The Queen stopped herself from letting out another screech. Dismissing the Royal Stylists, she swiveled the Queasy Throne, grabbed the fresh glass of lambic that had been prepared for her, and hit the Elevate button. As the chair rose again—the hiss of pneumatics making the parapet sound like a truck stop—she looked out over her realm.
She needed to relax. The Beer Queendom was benevolent and respected the rights of its citizens. If Honeyman wanted to take a shower all morning that was his right as long as it didn’t complicate the drainage problem. Mutual respect ruled here, she reminded herself.
Unlike the moat, where the situation had grown so desperate that they were recruiting people. Last week a letter addressed to the moat had gotten mixed in with her mail. It was an overdue invoice from a Russian mail order bride service, threatening action unless the bills were paid. It also answered a question the Queen had been asking herself since she began seeing scantily clad women strutting about the deck of the moat boat: Why did women go there?

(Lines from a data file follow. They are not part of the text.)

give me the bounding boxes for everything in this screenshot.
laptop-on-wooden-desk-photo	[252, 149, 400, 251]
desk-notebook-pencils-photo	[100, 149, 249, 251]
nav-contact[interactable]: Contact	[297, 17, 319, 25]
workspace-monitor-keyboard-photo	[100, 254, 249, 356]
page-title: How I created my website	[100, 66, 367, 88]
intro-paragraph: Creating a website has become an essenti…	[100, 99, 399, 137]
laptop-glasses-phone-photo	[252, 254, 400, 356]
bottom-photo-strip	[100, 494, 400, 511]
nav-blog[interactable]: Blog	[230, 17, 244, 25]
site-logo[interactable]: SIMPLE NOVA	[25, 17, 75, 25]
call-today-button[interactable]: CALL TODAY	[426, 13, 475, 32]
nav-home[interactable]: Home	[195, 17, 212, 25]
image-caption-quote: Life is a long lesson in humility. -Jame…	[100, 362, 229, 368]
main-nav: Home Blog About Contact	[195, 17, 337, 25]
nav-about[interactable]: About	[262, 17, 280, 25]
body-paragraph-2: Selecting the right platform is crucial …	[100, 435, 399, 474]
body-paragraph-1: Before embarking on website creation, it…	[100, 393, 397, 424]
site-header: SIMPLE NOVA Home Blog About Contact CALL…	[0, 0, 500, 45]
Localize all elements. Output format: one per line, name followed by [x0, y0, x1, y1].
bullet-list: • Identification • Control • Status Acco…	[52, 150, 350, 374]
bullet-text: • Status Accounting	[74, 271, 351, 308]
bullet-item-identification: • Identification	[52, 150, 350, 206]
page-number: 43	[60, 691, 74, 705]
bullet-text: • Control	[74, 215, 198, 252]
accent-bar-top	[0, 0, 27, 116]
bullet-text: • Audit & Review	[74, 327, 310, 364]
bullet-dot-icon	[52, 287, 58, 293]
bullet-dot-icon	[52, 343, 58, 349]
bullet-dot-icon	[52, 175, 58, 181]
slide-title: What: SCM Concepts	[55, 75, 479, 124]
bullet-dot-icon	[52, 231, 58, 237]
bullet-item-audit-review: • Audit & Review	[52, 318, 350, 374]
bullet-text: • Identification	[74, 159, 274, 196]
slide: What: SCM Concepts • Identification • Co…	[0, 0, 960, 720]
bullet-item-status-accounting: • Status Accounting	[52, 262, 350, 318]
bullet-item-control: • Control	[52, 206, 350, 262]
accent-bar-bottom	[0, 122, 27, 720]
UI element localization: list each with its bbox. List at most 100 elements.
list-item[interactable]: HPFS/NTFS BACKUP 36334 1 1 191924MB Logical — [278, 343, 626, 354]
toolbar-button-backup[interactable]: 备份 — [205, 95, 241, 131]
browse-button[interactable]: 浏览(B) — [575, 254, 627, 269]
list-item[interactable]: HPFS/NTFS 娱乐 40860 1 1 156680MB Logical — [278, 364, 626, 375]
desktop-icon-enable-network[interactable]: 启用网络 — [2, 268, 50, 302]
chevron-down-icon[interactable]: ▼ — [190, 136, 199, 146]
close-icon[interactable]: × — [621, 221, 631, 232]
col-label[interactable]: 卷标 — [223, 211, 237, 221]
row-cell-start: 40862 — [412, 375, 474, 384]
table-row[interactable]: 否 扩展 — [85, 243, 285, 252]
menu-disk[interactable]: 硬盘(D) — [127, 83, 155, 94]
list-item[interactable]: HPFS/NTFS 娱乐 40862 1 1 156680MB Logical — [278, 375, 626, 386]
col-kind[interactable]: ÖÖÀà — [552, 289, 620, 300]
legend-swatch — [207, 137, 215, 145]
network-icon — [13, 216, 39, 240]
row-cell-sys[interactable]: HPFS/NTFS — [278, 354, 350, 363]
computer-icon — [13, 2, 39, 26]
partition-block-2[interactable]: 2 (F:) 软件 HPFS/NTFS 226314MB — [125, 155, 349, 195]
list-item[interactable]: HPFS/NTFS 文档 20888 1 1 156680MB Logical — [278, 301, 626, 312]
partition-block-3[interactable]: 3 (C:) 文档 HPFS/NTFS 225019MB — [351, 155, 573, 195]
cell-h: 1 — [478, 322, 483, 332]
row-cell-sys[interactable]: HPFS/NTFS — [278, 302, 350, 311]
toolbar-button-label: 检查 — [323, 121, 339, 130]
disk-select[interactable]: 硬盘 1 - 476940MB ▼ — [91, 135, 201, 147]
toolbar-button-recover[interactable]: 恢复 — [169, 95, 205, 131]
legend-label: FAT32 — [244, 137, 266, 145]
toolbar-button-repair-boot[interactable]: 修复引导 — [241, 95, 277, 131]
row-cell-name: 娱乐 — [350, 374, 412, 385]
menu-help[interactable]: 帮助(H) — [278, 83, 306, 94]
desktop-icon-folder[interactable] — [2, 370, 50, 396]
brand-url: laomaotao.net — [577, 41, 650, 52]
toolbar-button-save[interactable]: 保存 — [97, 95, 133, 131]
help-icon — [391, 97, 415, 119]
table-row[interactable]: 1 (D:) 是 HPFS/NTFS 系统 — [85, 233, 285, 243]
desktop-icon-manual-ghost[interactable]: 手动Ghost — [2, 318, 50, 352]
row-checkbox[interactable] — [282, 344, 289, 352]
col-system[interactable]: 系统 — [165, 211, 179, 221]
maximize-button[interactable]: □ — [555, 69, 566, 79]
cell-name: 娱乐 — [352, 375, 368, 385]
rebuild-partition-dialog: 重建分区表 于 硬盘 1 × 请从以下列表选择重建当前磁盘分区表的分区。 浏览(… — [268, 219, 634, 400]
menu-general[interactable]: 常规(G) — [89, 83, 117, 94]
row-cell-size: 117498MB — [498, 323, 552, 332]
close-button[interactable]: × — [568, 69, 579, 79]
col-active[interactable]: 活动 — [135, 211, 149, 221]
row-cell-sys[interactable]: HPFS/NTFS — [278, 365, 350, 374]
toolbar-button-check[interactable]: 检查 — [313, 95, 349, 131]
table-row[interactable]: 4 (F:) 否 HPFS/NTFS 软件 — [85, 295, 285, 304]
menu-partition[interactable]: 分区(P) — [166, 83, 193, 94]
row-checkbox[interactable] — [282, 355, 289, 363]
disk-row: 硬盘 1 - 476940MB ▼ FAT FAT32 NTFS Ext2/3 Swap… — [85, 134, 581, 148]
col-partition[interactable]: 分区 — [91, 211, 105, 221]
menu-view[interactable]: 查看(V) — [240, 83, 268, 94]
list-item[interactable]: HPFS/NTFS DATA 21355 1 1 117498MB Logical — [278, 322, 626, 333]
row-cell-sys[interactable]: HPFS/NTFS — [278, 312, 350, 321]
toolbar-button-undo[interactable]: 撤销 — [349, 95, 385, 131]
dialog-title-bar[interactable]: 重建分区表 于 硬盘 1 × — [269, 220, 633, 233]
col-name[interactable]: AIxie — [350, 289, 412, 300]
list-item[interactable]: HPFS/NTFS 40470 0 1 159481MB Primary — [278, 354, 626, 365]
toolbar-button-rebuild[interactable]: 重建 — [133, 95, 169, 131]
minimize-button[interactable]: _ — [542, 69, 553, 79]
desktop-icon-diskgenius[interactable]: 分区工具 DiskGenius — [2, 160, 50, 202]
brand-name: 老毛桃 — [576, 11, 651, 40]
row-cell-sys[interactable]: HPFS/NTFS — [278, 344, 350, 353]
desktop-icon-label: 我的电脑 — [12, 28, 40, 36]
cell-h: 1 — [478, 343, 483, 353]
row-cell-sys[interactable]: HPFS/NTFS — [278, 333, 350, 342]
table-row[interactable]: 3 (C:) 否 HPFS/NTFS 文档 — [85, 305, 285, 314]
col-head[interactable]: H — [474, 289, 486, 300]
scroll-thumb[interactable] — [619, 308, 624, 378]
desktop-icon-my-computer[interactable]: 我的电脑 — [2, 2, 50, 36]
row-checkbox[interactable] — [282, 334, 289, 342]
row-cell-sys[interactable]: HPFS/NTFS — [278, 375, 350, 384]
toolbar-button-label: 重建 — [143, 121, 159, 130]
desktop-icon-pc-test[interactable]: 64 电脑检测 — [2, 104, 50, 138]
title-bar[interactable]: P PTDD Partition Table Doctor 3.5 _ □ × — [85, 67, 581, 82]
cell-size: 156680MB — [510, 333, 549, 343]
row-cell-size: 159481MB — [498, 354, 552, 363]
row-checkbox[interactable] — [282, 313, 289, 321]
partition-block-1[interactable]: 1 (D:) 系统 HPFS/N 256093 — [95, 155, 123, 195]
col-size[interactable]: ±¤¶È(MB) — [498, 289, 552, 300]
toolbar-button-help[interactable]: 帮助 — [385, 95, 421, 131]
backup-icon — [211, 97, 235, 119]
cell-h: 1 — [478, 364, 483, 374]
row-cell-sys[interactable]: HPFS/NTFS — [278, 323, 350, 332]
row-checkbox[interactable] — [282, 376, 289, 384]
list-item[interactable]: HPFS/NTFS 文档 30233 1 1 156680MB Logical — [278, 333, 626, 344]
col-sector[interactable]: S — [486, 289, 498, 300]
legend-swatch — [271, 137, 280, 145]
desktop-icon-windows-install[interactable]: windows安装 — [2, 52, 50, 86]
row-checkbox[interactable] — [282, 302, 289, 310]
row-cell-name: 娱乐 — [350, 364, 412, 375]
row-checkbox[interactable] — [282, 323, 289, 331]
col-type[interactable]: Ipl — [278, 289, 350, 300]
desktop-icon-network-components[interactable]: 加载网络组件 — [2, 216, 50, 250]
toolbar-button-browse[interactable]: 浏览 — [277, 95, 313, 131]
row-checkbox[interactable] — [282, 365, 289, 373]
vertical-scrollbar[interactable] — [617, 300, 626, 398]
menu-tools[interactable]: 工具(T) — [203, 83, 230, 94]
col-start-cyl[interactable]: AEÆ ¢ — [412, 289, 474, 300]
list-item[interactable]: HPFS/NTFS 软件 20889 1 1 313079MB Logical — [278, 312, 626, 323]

How disparaging!
The Queen gazed at Border Collie. “Tell…no, ask Honeyman if he would be so kind as to pay me a visit when he finishes his shower.”

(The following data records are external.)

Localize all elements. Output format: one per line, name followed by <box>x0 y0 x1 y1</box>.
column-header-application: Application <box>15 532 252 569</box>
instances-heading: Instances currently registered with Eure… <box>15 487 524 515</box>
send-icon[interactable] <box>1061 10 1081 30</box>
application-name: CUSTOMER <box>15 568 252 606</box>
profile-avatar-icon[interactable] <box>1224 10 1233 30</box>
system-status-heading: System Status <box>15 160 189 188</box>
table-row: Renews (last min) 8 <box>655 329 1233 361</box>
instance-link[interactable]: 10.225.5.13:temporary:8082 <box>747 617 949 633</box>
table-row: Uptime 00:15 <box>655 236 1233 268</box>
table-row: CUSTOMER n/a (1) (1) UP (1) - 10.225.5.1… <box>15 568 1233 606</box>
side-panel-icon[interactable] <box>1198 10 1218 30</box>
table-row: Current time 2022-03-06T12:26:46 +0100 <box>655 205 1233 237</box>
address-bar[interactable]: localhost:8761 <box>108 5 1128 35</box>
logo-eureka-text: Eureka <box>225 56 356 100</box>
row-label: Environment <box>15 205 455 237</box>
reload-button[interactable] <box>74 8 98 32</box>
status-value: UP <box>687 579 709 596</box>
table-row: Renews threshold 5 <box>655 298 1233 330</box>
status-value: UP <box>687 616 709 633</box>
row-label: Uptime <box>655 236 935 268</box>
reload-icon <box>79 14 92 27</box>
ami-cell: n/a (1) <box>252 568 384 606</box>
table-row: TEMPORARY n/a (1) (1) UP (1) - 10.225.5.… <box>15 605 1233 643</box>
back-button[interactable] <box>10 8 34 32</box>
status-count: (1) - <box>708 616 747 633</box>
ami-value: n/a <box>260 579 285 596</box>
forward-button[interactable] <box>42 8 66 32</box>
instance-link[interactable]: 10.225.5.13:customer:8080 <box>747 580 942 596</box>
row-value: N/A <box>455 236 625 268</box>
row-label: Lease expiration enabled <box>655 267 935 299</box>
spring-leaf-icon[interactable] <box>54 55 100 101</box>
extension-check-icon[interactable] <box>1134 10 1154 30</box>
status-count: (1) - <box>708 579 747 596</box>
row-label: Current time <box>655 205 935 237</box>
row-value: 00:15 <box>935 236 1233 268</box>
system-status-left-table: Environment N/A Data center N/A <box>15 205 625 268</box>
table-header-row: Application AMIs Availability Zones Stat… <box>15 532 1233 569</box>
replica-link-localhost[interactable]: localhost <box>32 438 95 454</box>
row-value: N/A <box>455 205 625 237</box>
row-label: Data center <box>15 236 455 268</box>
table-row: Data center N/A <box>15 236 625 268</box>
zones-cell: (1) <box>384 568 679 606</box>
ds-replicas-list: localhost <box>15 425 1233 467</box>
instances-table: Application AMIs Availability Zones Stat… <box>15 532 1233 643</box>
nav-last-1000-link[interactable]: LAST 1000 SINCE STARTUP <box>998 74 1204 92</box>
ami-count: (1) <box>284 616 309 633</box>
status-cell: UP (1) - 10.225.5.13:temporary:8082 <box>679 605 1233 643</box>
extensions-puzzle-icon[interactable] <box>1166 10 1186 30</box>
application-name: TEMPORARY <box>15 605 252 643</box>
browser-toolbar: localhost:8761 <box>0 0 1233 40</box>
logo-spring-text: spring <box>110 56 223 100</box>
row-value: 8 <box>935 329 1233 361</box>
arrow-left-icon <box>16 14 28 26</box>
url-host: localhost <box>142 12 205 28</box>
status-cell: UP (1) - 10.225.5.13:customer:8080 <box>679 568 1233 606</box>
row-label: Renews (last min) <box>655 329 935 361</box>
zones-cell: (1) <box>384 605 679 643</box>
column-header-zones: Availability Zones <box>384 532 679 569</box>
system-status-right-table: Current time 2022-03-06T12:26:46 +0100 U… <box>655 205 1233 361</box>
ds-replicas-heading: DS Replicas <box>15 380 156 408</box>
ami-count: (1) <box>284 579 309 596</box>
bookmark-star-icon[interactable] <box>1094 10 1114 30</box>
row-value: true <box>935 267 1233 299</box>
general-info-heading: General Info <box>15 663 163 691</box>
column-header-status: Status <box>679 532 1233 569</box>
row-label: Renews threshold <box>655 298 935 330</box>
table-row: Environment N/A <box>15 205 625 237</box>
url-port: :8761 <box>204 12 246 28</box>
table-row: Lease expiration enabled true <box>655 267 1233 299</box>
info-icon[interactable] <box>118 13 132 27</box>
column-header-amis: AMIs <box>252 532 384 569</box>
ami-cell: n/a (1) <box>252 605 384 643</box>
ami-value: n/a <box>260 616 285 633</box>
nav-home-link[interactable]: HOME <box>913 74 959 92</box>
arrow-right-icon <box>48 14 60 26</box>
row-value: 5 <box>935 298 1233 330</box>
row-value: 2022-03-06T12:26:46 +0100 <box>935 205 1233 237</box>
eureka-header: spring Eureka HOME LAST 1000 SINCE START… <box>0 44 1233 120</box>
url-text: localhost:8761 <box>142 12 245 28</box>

The Queen had a soft spot for her lawyer, even after having spent so many hours arguing with him over travel routes while they searched the world for good beer. If only he had learned to drive and read maps properly, she thought, unconsciously touching herself. Despite the many boyfriends she’d had since then, she still missed him. Even the deadpan passion had been entertaining.
“And remind the Master Taster of our morning meeting!” she added as Border Collie scampered away.
Several servants approached the Queasy Throne wheeling trays of food and drink. Her mid-morning meal would lift her spirits. She chose the foods, which were then wed in flavor by beers the Master Taster picked. Her Master Taster had yet to pick a bad one.
The Queen’s eyes strayed to the moat below and this time she noticed with satisfaction that the drainage had begun to take effect. The banks at the edge of the moat betrayed nearly a Queecre of bareness where the water had been earlier this morning. Perhaps she could avoid those moments of pre-coffee depression each morning if she started draining the moat an hour before she awoke. The sight of the bare bank brought her such pleasure.
A frog jumped from the bank’s mud into the water. Lucky fellow, she thought. She had heard that the moat dweller and his diminutive band of misfits had grown so hungry that they were eating frogs. In typical fashion, they were trying to pass this off as a delicacy instead of famine. She bet even his wheat beer stash was getting low by now.
A servant interrupted her thoughts. “Today, for you, we have a special treat. A Belgian delicacy.” The servant pulled the top off the first tray of mid-morning snacks. “Frog legs, basted in oud bruin.”